CalDAV (RFC 4791 ) uses the iCalendar format for data exchange, since the server does have to parse some calendar data. If you’re curious, iCal files are text files, not unlike a vCard, and by that I mean they’re identical in structure. Even according to the RFC, here’s an example iCalendar file:

BEGIN:VCALENDAR
PRODID:-//Example Corp.//CalDAV Client//EN
VERSION:2.0
BEGIN:VEVENT
UID:[email protected]
SUMMARY:One-off Meeting
DTSTAMP:20041210T183904Z
DTSTART:20041207T120000Z
DTEND:20041207T130000Z
END:VEVENT
BEGIN:VEVENT
UID:[email protected]
SUMMARY:Weekly Meeting
DTSTAMP:20041210T183838Z
DTSTART:20041206T120000Z
DTEND:20041206T130000Z
RRULE:FREQ=WEEKLY
END:VEVENT
BEGIN:VEVENT
UID:[email protected]
SUMMARY:Weekly Meeting
RECURRENCE-ID:20041213T120000Z
DTSTAMP:20041210T183838Z
DTSTART:20041213T130000Z
DTEND:20041213T140000Z
END:VEVENT
END:VCALENDAR

If you look at the vCard format that I know is going to come a bit further down, you’ll see just how similar they are.

Anyways, CalDAV uses a number of different resource locations to manipulate the calendar, meaning you can do things like look at or create specific events, and do a fair amount of processing server-side without having to download the entire calendar file. But besides that, it’s… just a calendar sync.

CardDAV

This one, RFC 6352 , defines something similar as CalDAV, except it exchanges contact information between two address books through the use of vCards. Compared to CalDAV, there’s not much server-side processing on this one. (Though some things like filtering are implemented server-side) An address book is a ‘collection’ (folder) that just contains vCard files… with some additional properties thrown in, not like CalDAV which defined it’s own method as well. Now, if you don’t know, here’s a vCard, again, from the RFC:

BEGIN:VCARD
VERSION:3.0
FN:Cyrus Daboo
N:Daboo;Cyrus
ADR;TYPE=POSTAL:;2822 Email HQ;Suite 2821;RFCVille;PA;15213;USA
EMAIL;TYPE=INTERNET,PREF:[email protected]
NICKNAME:me
NOTE:Example VCard.
ORG:Self Employed
TEL;TYPE=WORK,VOICE:412 605 0499
TEL;TYPE=FAX:412 605 0705
URL:http://www.example.com
UID:1234-5678-9000-1
END:VCARD

Yeah. iCalendar files and vCard files are basically identical formats that just contain a different category of data. You don’t really think about these things much, do you?

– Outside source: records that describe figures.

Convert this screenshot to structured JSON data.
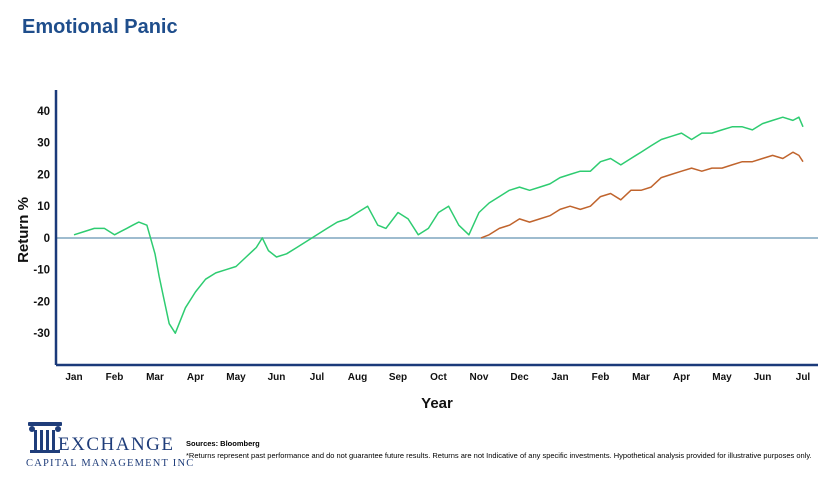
{
  "title": "Emotional Panic",
  "chart_data": {
    "type": "line",
    "xlabel": "Year",
    "ylabel": "Return %",
    "ylim": [
      -40,
      45
    ],
    "yticks": [
      40,
      30,
      20,
      10,
      0,
      -10,
      -20,
      -30
    ],
    "grid": false,
    "x_categories": [
      "Jan",
      "Feb",
      "Mar",
      "Apr",
      "May",
      "Jun",
      "Jul",
      "Aug",
      "Sep",
      "Oct",
      "Nov",
      "Dec",
      "Jan",
      "Feb",
      "Mar",
      "Apr",
      "May",
      "Jun",
      "Jul"
    ],
    "series": [
      {
        "color": "#2ecc71",
        "x": [
          0,
          0.25,
          0.5,
          0.75,
          1.0,
          1.15,
          1.3,
          1.45,
          1.6,
          1.8,
          2.0,
          2.1,
          2.2,
          2.35,
          2.5,
          2.75,
          3.0,
          3.25,
          3.5,
          3.75,
          4.0,
          4.25,
          4.5,
          4.65,
          4.8,
          5.0,
          5.25,
          5.5,
          5.75,
          6.0,
          6.25,
          6.5,
          6.75,
          7.0,
          7.25,
          7.5,
          7.7,
          8.0,
          8.25,
          8.5,
          8.75,
          9.0,
          9.25,
          9.5,
          9.75,
          10.0,
          10.25,
          10.5,
          10.75,
          11.0,
          11.25,
          11.5,
          11.75,
          12.0,
          12.25,
          12.5,
          12.75,
          13.0,
          13.25,
          13.5,
          13.75,
          14.0,
          14.25,
          14.5,
          14.75,
          15.0,
          15.25,
          15.5,
          15.75,
          16.0,
          16.25,
          16.5,
          16.75,
          17.0,
          17.25,
          17.5,
          17.75,
          17.9,
          18.0
        ],
        "y": [
          1,
          2,
          3,
          3,
          1,
          2,
          3,
          4,
          5,
          4,
          -5,
          -12,
          -18,
          -27,
          -30,
          -22,
          -17,
          -13,
          -11,
          -10,
          -9,
          -6,
          -3,
          0,
          -4,
          -6,
          -5,
          -3,
          -1,
          1,
          3,
          5,
          6,
          8,
          10,
          4,
          3,
          8,
          6,
          1,
          3,
          8,
          10,
          4,
          1,
          8,
          11,
          13,
          15,
          16,
          15,
          16,
          17,
          19,
          20,
          21,
          21,
          24,
          25,
          23,
          25,
          27,
          29,
          31,
          32,
          33,
          31,
          33,
          33,
          34,
          35,
          35,
          34,
          36,
          37,
          38,
          37,
          38,
          35
        ]
      },
      {
        "color": "#c0642d",
        "x": [
          10.05,
          10.25,
          10.5,
          10.75,
          11.0,
          11.25,
          11.5,
          11.75,
          12.0,
          12.25,
          12.5,
          12.75,
          13.0,
          13.25,
          13.5,
          13.75,
          14.0,
          14.25,
          14.5,
          14.75,
          15.0,
          15.25,
          15.5,
          15.75,
          16.0,
          16.25,
          16.5,
          16.75,
          17.0,
          17.25,
          17.5,
          17.75,
          17.9,
          18.0
        ],
        "y": [
          0,
          1,
          3,
          4,
          6,
          5,
          6,
          7,
          9,
          10,
          9,
          10,
          13,
          14,
          12,
          15,
          15,
          16,
          19,
          20,
          21,
          22,
          21,
          22,
          22,
          23,
          24,
          24,
          25,
          26,
          25,
          27,
          26,
          24
        ]
      }
    ]
  },
  "footer": {
    "logo_name": "EXCHANGE",
    "logo_sub": "CAPITAL MANAGEMENT INC",
    "sources": "Sources: Bloomberg",
    "disclaimer": "*Returns represent past performance and do not guarantee future results. Returns are not Indicative of any specific investments. Hypothetical analysis provided for illustrative purposes only."
  },
  "colors": {
    "title": "#1f4e8c",
    "axis": "#1b3a7a",
    "zero_line": "#7fa6bf",
    "green": "#2ecc71",
    "orange": "#c0642d"
  }
}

But, that’s WebDAV. I know there’s a few extensions I’ve not gone over, but this isn’t meant to be exhaustive. It’s just meant to be a little bit of an explanation into what WebDAV is since I know if, and I keep coming back to it, you set up Nextcloud, which a number of my friends have, you’ll see enough references that you’ll be a bit curious as to what it actually is.